Thanks for sharing your story, Deena. Lots of “teachable moments” in Deena’s story:
- Don’t keep saying “sorry” for the same mistakes and problems – fix the problems instead!
- When you agree to work with a patient or family after something goes wrong, really work with them! Stay connected. Whenever you close a conversation, meeting, or even an e-mail, set the time/date for the next meeting or conversation. Always keep the ball rolling. And, yes, I appreciate that hospital and nursing home executives are busy people and a few weeks or a month (or even longer) between conversations may not seem a long time to you, but it’s an eternity to patients and families. Stay connected, and never let patients/families feel abandoned – or they may find a new friend!
- Look for creative solutions. We are so conditioned in med-mal to think every case must be an angry fight over money, when most families simply want to hear “I’m sorry” and see a genuine effort to learn from the event – and this learning may include an active role for the patient/family. Deena’s story is a prime example of developing creative solutions/resolutions with a family.
- Remember to make an interview of the patient or family part of your review process. At the minimum, interviewing someone and getting their side of the story can be an incredibly empathetic act. People who experience tragedies want to be heard! Interviewing patients/families can also teach you a lot about the care your organization is providing.
- You can re-build a lot of trust and re-establish relationships with patients/families by listening, taking complaints seriously, and sticking to your word. If you can’t make a promised deadline with a patient or family, give them a phone call or e-mail and say, “I’m sorry, this has been a crazy week, I have not had a chance to complete what I promised, I believe I will have it completed by next Tuesday, thank you for your patience.”

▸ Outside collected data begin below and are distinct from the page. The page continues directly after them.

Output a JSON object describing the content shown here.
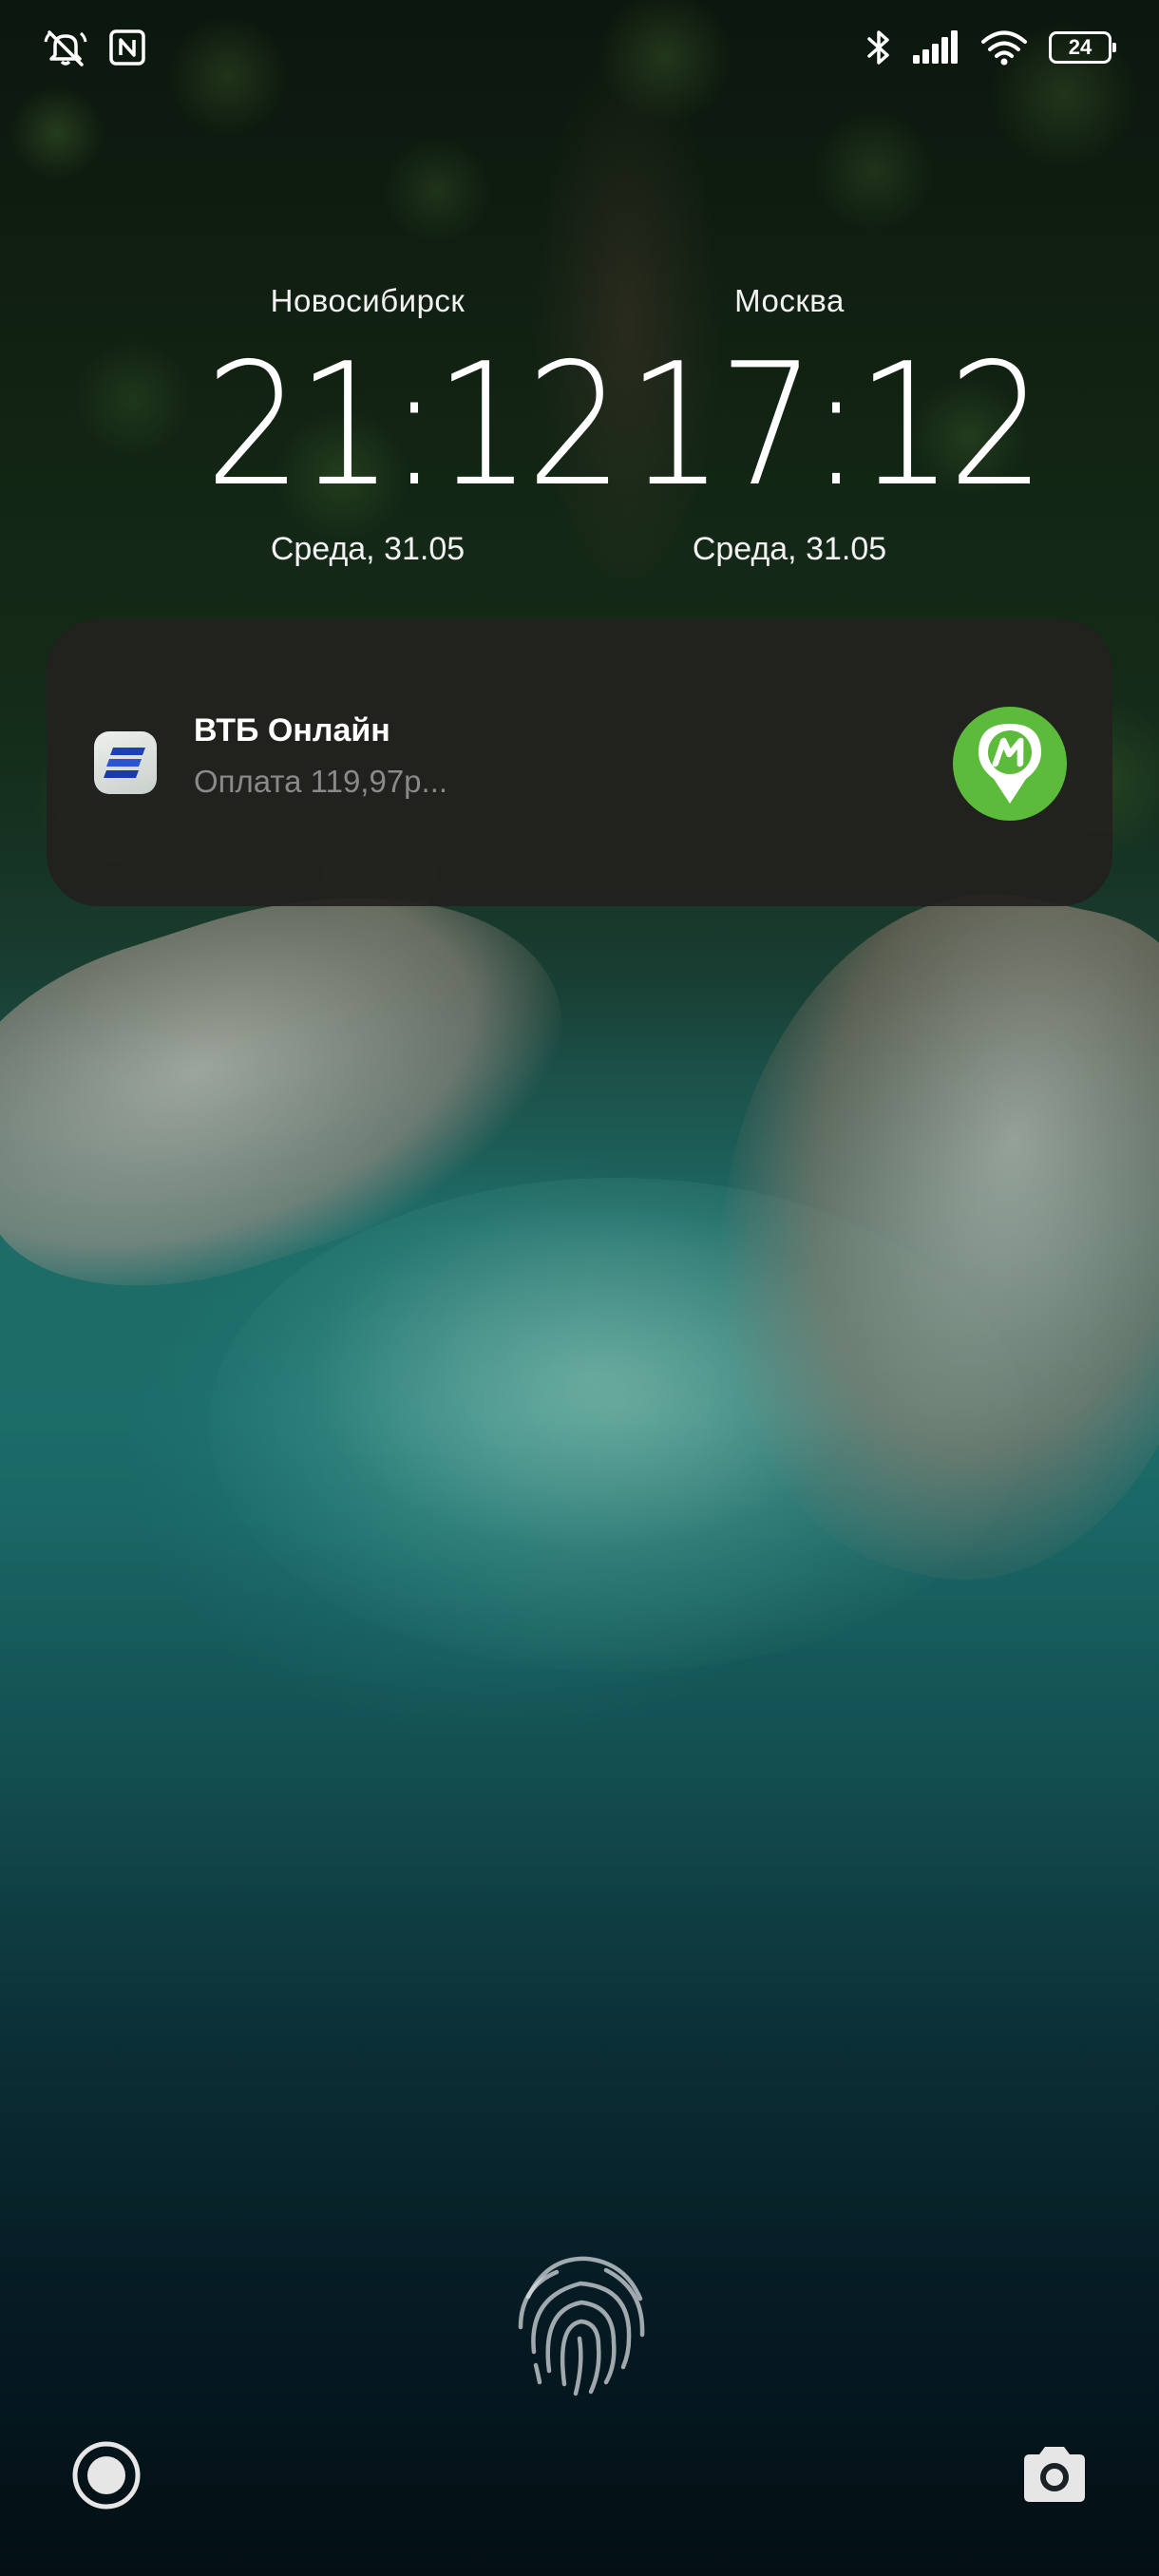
{
  "status_bar": {
    "left_icons": [
      "notifications-muted-icon",
      "nfc-icon"
    ],
    "right_icons": [
      "bluetooth-icon",
      "cellular-signal-icon",
      "wifi-icon",
      "battery-icon"
    ],
    "battery_level": "24"
  },
  "clocks": [
    {
      "city": "Новосибирск",
      "time": "21:12",
      "date": "Среда, 31.05"
    },
    {
      "city": "Москва",
      "time": "17:12",
      "date": "Среда, 31.05"
    }
  ],
  "notification": {
    "app_name": "ВТБ Онлайн",
    "message": "Оплата 119,97р...",
    "app_icon": "vtb-logo-icon",
    "badge_icon": "map-pin-m-icon",
    "badge_color": "#5cbb3a"
  },
  "bottom": {
    "fingerprint_icon": "fingerprint-icon",
    "left_shortcut_icon": "voice-assistant-icon",
    "right_shortcut_icon": "camera-icon"
  }
}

- Take the time to spell a person’s name correctly! And when addressing someone in person try to make sure you know how to correctly pronounce their name. If you don’t know, ask: “How do I pronounce your name?” Misspelling or mispronouncing a person’s name at a sensitive time adds insult to injury.
- Post-event, patients and families should not have to continually complain — as Deena did — to be heard. After a while, consumers will take their complaints elsewhere (lawyer, regulator, media, or social media). Does your organization have a disclosure program in place to hear patients and families the first time they complain?
- Whenever something goes wrong, Deena is absolutely right – the patient/family can be your best friend or worst enemy. The choice is yours. Is your staff and leadership prepared to make the right choice?